Of course his downfall is a woman, one who he doesn’t entrust with his position and therefore is made vulnerable to the maneuverings of the agencies. However this book is in a way a period piece, first published in 1964, so the lack of capable female characters is in a way understandable, even if it is one of the things my expectation was that the book would lack.
However this is a genre-defining book, and I am glad to have read it.
More of a novelette than a full novel (and therefore far less intimidating than Captain Corelli’s Mandolin, which I have had unread for years), the afterword informed me that Blue Dog had been aimed at the young adult market. However I enjoyed it from an adult perpective.
Mick has been sent to live with his Granpa in the outback, and Blue Dog is about how, with the aid of the puppy, Blue, who he rescues, he adapts to this life. How he makes friends, and develops into a promising young man, despite the shadow of the tragedy that saw him sent from his family.
It includes the typical stage of self-discovery, as he discovers attraction to the only woman who comes into their lives, and the thrill of motorbike riding, along with the gaining of responsibility.
One nice touch is the flip-chart on the corner of the page, with the dog setting off to run away.
I didn’t enjoy Damiano as much as Tea with the Black Dragon, with the characters being less compelling and the setup being odder.
I think the hero already being on first name terms with the Archangel Raphael actually made him less appealing to me, as from there he could only fall.

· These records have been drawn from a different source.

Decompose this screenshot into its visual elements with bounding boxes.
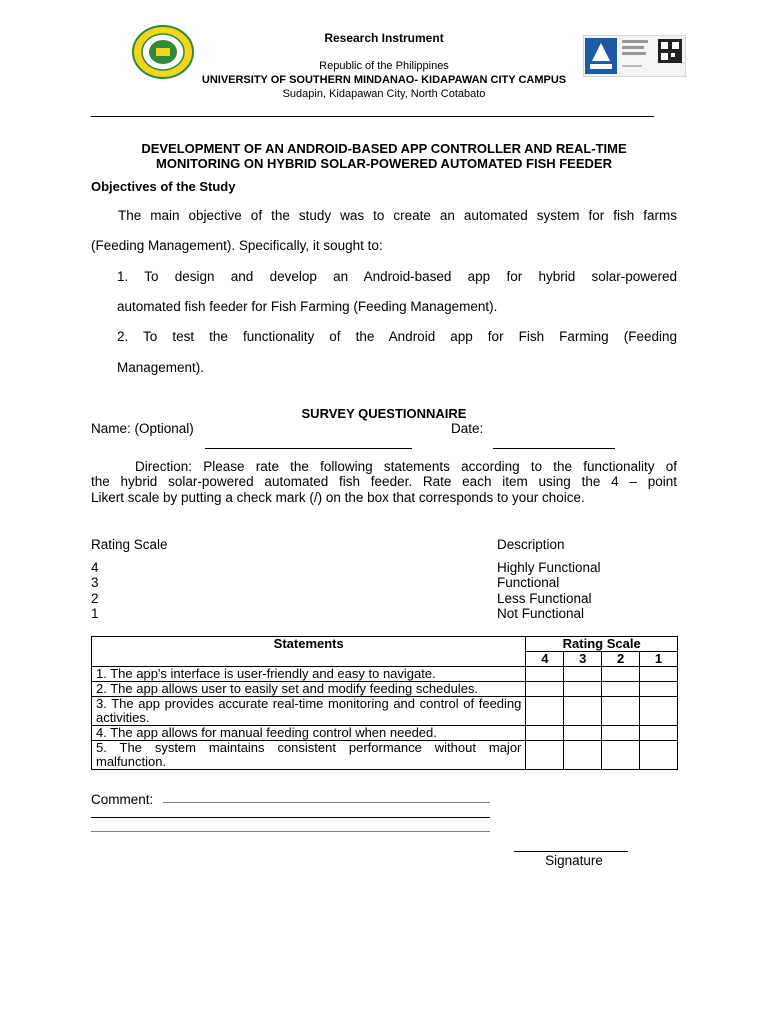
- objectives-intro-line-2: (Feeding Management). Specifically, it sought to:: [91, 238, 383, 253]
- rating-cell[interactable]: [602, 682, 640, 697]
- objective-1-line-2: automated fish feeder for Fish Farming (Feeding Management).: [117, 299, 498, 314]
- rating-scale-header: Rating Scale: [526, 637, 678, 652]
- comment-line-2[interactable]: [91, 817, 490, 818]
- header-divider: [91, 116, 654, 117]
- study-title-line-1: DEVELOPMENT OF AN ANDROID-BASED APP CONTROLLER AND REAL-TIME: [141, 141, 627, 156]
- rating-cell[interactable]: [564, 697, 602, 726]
- scale-value-1: 1: [91, 606, 99, 621]
- rating-cell[interactable]: [602, 741, 640, 770]
- description-label: Description: [497, 537, 565, 552]
- rating-table: [91, 636, 678, 770]
- objective-2-line-2: Management).: [117, 360, 205, 375]
- table-row: [92, 726, 678, 741]
- university-name: UNIVERSITY OF SOUTHERN MINDANAO- KIDAPAWAN CITY CAMPUS: [201, 74, 567, 86]
- rating-cell[interactable]: [640, 726, 678, 741]
- table-row: [92, 682, 678, 697]
- scale-desc-3: Functional: [497, 575, 560, 590]
- signature-line[interactable]: [514, 851, 628, 852]
- scale-desc-1: Not Functional: [497, 606, 585, 621]
- rating-cell[interactable]: [526, 667, 564, 682]
- rating-cell[interactable]: [602, 697, 640, 726]
- document-label: Research Instrument: [324, 31, 444, 45]
- direction-line-3: Likert scale by putting a check mark (/) on the box that corresponds to your choice.: [91, 490, 585, 505]
- rating-cell[interactable]: [640, 741, 678, 770]
- name-label: Name: (Optional): [91, 421, 194, 436]
- scale-col-3: 3: [564, 652, 602, 667]
- statements-header: Statements: [92, 637, 526, 667]
- university-address: Sudapin, Kidapawan City, North Cotabato: [282, 88, 486, 100]
- table-row: [92, 741, 678, 770]
- objective-1-line-1: 1. To design and develop an Android-based app for hybrid solar-powered: [117, 269, 677, 284]
- date-field[interactable]: [493, 448, 615, 449]
- scale-desc-4: Highly Functional: [497, 560, 601, 575]
- statement-4: 4. The app allows for manual feeding control when needed.: [92, 726, 526, 741]
- scale-value-3: 3: [91, 575, 99, 590]
- rating-cell[interactable]: [640, 667, 678, 682]
- objectives-heading: Objectives of the Study: [91, 179, 236, 194]
- scale-col-1: 1: [640, 652, 678, 667]
- date-label: Date:: [451, 421, 484, 436]
- statement-2: 2. The app allows user to easily set and modify feeding schedules.: [92, 682, 526, 697]
- rating-cell[interactable]: [640, 682, 678, 697]
- signature-label: Signature: [545, 853, 603, 868]
- scale-value-4: 4: [91, 560, 99, 575]
- rating-cell[interactable]: [526, 741, 564, 770]
- objectives-intro-line-1: The main objective of the study was to create an automated system for fish farms: [118, 208, 677, 223]
- rating-cell[interactable]: [526, 697, 564, 726]
- table-row: [92, 697, 678, 726]
- statement-5: 5. The system maintains consistent performance without major malfunction.: [92, 741, 526, 770]
- rating-cell[interactable]: [602, 667, 640, 682]
- study-title-line-2: MONITORING ON HYBRID SOLAR-POWERED AUTOMATED FISH FEEDER: [156, 156, 612, 171]
- rating-cell[interactable]: [602, 726, 640, 741]
- statement-3: 3. The app provides accurate real-time monitoring and control of feeding activities.: [92, 697, 526, 726]
- objective-2-line-1: 2. To test the functionality of the Android app for Fish Farming (Feeding: [117, 329, 677, 344]
- scale-value-2: 2: [91, 591, 99, 606]
- table-row: [92, 667, 678, 682]
- direction-line-2: the hybrid solar-powered automated fish feeder. Rate each item using the 4 – point: [91, 474, 677, 489]
- rating-cell[interactable]: [564, 682, 602, 697]
- scale-desc-2: Less Functional: [497, 591, 592, 606]
- direction-line-1: Direction: Please rate the following statements according to the functionality of: [135, 459, 677, 474]
- rating-cell[interactable]: [640, 697, 678, 726]
- rating-cell[interactable]: [526, 726, 564, 741]
- comment-line-1[interactable]: [163, 802, 490, 803]
- rating-scale-label: Rating Scale: [91, 537, 168, 552]
- scale-col-2: 2: [602, 652, 640, 667]
- republic-line: Republic of the Philippines: [319, 60, 449, 72]
- rating-cell[interactable]: [564, 741, 602, 770]
- survey-heading: SURVEY QUESTIONNAIRE: [301, 406, 467, 421]
- comment-line-3[interactable]: [91, 831, 490, 832]
- rating-cell[interactable]: [526, 682, 564, 697]
- rating-cell[interactable]: [564, 667, 602, 682]
- rating-cell[interactable]: [564, 726, 602, 741]
- comment-label: Comment:: [91, 792, 154, 807]
- statement-1: 1. The app's interface is user-friendly and easy to navigate.: [92, 667, 526, 682]
- name-field[interactable]: [205, 448, 412, 449]
- scale-col-4: 4: [526, 652, 564, 667]
- study-title: [91, 141, 677, 171]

It would have been better in my view if the first book had been Damiano’s father’s death, and he had come into his powers and artistic ability within the story.
Of course it is not all fall, and ultimately he does choose the course of action of maximum growth towards the end. But that the start of the book is just a long drift downwards without much sympathy-building does not help the plot.
Its a shame, because this is well-written and an interesting idea for a plot.
Tea with the Black Dragon opens in California, with Martha Macnamara having travelled to town to try to assist her estranged daughter. But we swiftly move into crime novel territory, as the daughter fails to appear.
She doesn’t have to struggle through this alone however, as Mayland Long appears as a mystery man, hinting at having an ancient nature. As they work together to find Martha’s daughter, love quietly blooms between them.
The crime itself is revealed to be one of the modern era, with cruel and cunning players on the criminal side. Things quickly get dark and violent, even if Mayland’s level of control and power projects confidence that all will end well.
This is another Humble Bundle ebook, and I was shocked to learn that this is book is from the 1980s, it seems more contemporary. Although on reflection, the absence of the internet or mobile phones when they would have helped with the plot should have been a clue to its age. Although the writing was good, the poor quality of the typesetting did detract from the reading. The solution to this: I have ordered a paperback copy of Twisting the Rope.